Recently, Judi Welch received an "apple for the teacher" unlike any she'd received before.

The NBC4 Crystal Apple Award, to be precise.

Welch, an Extension education instructor and Wilshire Crest Elementary School teacher, recently was honored by the television station for her work as a role model in the field of special education and for her ability to inspire a high level of achievement from her students. The award ceremony, televised on Channel 4, took place in her kindergarten classroom.

"I don't think they really understood what the award was about, because they're so young," Welch said of her students. "But when they saw (reporter) Kim Baldonado walk in with this turquoise-blue box from Tiffany's and hand it to me, they were very excited. They saw that their teacher got a present."

Welch's special-education class then performed a play with the general-education kindergarten class, demonstrating what Welch's work is all about: mainstreaming children with disabilities into the general education setting. "NBC focused on how well my kids fit in with the general-ed kindergarten," she said. "It's just one group of 5-year-old kids, not the special-ed kids and the general-ed kids."

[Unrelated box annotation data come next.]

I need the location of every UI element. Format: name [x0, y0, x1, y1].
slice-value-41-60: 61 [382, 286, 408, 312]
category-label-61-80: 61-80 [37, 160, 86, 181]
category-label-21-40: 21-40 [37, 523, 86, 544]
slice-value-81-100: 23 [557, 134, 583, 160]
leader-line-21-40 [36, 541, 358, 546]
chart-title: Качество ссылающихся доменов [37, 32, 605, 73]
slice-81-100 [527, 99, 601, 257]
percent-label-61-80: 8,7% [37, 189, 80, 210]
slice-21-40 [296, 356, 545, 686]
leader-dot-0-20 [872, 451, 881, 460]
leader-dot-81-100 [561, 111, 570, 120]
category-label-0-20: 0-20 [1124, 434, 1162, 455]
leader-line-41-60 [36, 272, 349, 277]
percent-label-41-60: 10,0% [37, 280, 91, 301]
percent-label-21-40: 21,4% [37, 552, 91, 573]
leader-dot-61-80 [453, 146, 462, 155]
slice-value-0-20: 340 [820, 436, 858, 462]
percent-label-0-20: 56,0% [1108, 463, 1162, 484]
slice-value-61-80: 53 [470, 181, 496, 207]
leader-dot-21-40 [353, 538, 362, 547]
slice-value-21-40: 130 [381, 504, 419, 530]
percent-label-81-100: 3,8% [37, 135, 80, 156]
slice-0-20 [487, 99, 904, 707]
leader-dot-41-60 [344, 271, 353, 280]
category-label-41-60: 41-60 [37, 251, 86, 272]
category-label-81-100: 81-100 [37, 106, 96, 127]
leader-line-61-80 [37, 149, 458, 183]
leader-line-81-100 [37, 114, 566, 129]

While Welch concentrates most of her energy on her pre-kindergarten, kindergarten and first grade classes at Wilshire Crest, she also takes time out to teach adults. Every other quarter, she trains future educators in a course called "Principles and Practices of Teaching Exceptional Learners in the Regular Classroom," offered through UCLA Extension. Her students in those classes - teachers who have had at least some classroom experience - learn about laws, guiding practices, strategies to mainstream children appropriately and ways to adapt instruction physically and academically. Welch also mentors two brand-new teachers a year through Extension's Urban Intern Teacher Preparation Program.

A polio survivor herself, Welch has been as big an influence on her own four children as she has been on her students. Her oldest son, Eric, 33, is a teacher; daughter Jill, 30, is a teacher who is getting her master's degree in special education; stepson Erik, 29, was a computer instructor; and her youngest daughter, Holly, 25, is the assistant director of a foreign-language school. It was Jill who nominated her mother for the Crystal Apple award.

"When I received the award, Kim Baldonado asked me what my message was. I remembered a saying that they have in the community of people with disabilities: 'Look at the person, not the disability,' " Welch said. "And my goal is to normalize the lives of my students and have them become productive members of society. I want people to see them as normal children who have the same feelings and social needs and educational needs as able-bodied children.

"As I tell my students at UCLA, we're all TABs: temporarily able-bodied people. And you never know from one moment to the next."